The recommended serum low density lipoprotein cholesterol level target value is under 100 mg/dL in high-risk patients, and under 70 mg/dL in very high-risk patients [81]. A target value below 70 mg/dL must be obtained in patients with stable ischemic heart disease and acute coronary syndrome and below 55 mg/dL in those with acute coronary syndrome and diabetes mellitus [27].

4.1. The Use of Statins

Cardiovascular endpoints can be significantly reduced using statins; their effects are proportional to the decrease of serum cholesterol levels [81]. In fact, statins are the most commonly used lipid-lowering drugs. About half of the French patients achieved the LDL-cholesterol goal at 120-day follow-up (under 70mg/dL) [82]. The primary prevention of coronary heart disease in subjects without any vascular disease at baseline and with LDL-cholesterol ≥190 mg/dL can be achieved using pravastatin 40 mg/day; thus, the risk of coronary heart disease and major adverse cardiovascular events was reduced in a large trial that included 5529 participants in short- and long-term follow up [83].

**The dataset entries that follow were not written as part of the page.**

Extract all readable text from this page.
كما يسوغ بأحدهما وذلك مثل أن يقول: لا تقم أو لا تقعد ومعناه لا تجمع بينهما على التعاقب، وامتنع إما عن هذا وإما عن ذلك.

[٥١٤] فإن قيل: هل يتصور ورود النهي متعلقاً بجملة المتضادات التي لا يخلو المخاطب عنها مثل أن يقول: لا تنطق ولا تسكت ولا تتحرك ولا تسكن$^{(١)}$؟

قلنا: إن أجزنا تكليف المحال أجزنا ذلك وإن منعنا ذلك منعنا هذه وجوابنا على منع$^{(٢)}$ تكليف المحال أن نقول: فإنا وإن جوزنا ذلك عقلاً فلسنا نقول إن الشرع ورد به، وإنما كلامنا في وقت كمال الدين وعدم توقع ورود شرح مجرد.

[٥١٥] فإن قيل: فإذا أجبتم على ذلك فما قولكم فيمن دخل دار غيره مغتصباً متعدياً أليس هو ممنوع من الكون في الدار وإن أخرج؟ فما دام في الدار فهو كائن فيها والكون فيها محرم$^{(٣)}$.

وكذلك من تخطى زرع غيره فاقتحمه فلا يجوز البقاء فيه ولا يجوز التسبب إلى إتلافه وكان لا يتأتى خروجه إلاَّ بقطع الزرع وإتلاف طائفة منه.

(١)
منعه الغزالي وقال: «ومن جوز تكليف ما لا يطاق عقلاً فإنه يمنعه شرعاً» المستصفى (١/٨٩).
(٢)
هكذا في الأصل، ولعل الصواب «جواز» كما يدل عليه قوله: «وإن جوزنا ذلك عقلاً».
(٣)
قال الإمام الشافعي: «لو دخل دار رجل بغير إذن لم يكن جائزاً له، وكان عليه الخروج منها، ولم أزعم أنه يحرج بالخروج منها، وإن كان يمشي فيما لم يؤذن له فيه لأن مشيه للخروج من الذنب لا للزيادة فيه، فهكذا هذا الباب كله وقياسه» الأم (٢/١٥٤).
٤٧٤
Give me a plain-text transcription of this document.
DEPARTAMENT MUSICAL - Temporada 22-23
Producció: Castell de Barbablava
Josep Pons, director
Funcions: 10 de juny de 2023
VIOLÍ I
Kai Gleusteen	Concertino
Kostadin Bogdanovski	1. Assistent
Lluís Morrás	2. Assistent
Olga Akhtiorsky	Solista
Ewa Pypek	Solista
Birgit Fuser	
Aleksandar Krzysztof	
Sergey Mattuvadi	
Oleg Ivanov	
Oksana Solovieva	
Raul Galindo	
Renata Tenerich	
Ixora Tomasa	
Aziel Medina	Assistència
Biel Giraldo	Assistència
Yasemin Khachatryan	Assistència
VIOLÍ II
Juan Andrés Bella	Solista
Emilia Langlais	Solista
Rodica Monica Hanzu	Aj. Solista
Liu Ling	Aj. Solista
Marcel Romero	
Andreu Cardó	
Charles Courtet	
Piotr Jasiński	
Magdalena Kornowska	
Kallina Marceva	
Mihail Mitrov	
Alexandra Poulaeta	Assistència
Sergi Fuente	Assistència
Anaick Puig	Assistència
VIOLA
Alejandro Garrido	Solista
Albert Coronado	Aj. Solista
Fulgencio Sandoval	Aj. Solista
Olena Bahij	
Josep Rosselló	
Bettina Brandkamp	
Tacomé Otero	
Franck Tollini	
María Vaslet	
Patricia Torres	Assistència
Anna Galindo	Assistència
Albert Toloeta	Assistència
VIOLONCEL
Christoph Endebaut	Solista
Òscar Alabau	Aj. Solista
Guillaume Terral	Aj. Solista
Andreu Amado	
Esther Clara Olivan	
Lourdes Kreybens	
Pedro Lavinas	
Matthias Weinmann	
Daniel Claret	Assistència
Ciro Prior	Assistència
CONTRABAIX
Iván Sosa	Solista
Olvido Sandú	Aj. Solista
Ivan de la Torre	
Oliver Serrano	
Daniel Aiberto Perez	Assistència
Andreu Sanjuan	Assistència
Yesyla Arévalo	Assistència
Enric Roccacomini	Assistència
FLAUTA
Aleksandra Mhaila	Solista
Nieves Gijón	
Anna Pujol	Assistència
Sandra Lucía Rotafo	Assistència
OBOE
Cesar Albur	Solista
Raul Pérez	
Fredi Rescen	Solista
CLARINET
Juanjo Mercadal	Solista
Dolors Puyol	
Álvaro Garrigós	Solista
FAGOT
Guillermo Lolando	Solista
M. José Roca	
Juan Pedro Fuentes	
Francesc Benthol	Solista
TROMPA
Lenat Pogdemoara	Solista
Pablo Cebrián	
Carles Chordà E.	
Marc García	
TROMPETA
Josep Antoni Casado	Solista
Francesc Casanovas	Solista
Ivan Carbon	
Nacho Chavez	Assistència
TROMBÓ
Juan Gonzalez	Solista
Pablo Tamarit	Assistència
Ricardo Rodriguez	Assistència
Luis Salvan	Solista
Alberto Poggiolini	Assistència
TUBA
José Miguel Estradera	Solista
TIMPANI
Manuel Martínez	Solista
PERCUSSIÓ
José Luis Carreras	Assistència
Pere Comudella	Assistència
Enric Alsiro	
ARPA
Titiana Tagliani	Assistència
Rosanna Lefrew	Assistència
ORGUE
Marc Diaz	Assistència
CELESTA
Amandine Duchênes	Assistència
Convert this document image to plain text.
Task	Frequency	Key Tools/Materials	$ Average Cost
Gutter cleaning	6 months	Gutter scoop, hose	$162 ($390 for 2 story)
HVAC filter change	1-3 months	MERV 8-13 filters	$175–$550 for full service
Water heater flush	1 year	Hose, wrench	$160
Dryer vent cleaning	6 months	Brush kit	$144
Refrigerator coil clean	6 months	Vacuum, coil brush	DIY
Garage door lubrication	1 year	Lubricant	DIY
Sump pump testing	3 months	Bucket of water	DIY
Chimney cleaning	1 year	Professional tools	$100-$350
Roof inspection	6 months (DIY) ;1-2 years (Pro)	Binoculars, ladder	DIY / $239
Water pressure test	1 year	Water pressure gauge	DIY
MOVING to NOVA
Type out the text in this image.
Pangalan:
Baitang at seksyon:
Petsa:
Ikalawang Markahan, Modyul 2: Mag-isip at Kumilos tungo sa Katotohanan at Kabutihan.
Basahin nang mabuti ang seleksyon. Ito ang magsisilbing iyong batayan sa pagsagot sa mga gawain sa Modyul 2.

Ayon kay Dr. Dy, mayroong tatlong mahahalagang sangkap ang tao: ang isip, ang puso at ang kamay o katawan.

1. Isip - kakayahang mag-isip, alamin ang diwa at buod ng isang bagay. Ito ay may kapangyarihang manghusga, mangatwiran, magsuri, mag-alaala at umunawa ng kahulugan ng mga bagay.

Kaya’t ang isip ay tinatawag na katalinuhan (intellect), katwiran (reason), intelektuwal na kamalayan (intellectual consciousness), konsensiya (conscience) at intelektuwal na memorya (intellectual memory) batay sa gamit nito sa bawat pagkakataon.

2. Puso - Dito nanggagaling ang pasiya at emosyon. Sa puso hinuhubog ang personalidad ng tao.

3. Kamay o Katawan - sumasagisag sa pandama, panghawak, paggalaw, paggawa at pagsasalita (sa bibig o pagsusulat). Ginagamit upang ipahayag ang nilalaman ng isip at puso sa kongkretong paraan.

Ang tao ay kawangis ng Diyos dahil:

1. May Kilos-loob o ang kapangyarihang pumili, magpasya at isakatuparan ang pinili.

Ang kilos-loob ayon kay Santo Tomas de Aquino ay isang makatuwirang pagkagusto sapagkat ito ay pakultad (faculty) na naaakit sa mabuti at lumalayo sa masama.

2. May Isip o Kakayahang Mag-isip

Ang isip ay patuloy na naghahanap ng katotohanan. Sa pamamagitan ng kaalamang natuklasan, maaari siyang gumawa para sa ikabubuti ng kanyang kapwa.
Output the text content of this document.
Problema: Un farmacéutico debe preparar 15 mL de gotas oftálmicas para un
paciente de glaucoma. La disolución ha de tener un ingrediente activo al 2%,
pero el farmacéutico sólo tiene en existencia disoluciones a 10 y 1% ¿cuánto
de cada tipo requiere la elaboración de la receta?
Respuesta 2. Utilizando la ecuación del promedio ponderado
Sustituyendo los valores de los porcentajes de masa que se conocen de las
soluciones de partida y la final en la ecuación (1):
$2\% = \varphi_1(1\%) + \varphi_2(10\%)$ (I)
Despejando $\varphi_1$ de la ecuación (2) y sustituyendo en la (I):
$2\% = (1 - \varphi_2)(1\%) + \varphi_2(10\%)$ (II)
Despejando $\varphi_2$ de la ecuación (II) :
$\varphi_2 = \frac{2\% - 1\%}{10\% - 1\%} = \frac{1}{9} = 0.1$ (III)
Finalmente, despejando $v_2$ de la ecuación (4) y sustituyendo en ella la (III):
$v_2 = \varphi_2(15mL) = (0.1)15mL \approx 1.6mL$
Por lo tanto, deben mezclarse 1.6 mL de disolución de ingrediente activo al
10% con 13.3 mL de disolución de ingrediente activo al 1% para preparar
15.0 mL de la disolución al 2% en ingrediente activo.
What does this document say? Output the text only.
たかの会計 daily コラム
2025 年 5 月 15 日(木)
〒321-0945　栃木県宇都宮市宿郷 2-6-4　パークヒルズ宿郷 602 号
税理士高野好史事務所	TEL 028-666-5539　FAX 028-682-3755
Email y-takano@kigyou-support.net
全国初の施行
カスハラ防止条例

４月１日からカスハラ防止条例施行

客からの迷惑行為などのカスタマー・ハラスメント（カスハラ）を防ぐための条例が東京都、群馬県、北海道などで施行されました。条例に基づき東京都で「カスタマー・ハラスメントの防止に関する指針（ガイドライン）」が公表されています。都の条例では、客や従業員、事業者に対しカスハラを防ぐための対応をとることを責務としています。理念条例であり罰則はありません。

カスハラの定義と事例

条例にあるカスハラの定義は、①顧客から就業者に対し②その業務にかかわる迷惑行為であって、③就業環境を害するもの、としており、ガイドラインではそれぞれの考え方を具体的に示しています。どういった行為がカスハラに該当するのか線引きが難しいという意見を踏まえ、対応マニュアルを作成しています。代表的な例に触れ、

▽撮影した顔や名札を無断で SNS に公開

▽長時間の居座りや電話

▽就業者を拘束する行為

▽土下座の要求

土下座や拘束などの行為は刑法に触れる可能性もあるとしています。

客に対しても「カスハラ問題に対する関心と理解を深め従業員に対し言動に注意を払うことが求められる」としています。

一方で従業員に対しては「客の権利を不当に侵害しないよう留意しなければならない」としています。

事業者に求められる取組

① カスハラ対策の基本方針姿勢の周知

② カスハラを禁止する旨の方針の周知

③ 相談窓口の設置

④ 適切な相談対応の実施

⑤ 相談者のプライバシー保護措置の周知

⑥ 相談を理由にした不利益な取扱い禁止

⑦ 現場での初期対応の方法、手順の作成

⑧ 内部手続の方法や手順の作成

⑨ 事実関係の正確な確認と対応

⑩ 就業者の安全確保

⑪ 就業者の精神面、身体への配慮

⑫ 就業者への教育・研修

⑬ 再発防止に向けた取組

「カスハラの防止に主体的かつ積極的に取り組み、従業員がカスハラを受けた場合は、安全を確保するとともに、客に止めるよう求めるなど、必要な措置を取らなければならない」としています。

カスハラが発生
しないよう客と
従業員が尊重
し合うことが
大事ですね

A decrease in coronary plaque burden score can be obtained with statins either alone or in combination with ezetimibe, according to a recent study on patients with acute coronary syndrome [84]. A follow-up of 147 patients with detectable atherosclerotic coronary plaques performed by computed tomography angiography found a decrease in plaque progression in those with plasma LDL-cholesterol levels below 70 mg/dL [85].

Results of dyslipidemia treatment are far from ideal. For instance, only about 55% of 61,839 high-cardiovascular-risk patients treated with lipid-modifying therapy achieved an LDL-C target of under 100 mg/dL in the Netherlands. The suboptimal control of low-density lipoprotein cholesterol (LDL-C) levels can be explained by an underuse and subtherapeutical use of this class of medicines (usually inadequate statine dose - too low) [86, 87]; these are the main causes that explain the current situation [87]. Other causes are the presence of statin adverse effects, low treatment compliance of patients, and consumption of under three fish meals per week [86]. In addition, statins have various mechanisms of action, therefore their efficiency is not identical. For example, atorvastatin increases trans-intestinal and biliary excretion of cholesterol in mice [46], unlike rosuvastatin and lovastatin, which increase only biliary excretion of cholesterol.

4.2. Utility of Ezetimibe

Ezetimibe can can reduce atherosclerotic cardiovascular disease risk in patients who have had an acute coronary syndrome and whose plasma cholesterol levels have been lowered below 70 mg/dL [88].

In a long-term follow-up study on 200 hypercholesterolemic patients, less than a quarter of the patients with autosomal recessive hypercholesterolemia reached LDL-C levels <100 mg/dL under high dose statin treatment and ezetimibe and even in combination with lipoprotein apheresis in a long-term follow-up study [89]. The RosEze trial is underway and studies whether the administration of rosuvastatin and ezetimibe in the morning or evening is more effective in lowering cholesterol levels in 200 hypercholesterolemic patients [90].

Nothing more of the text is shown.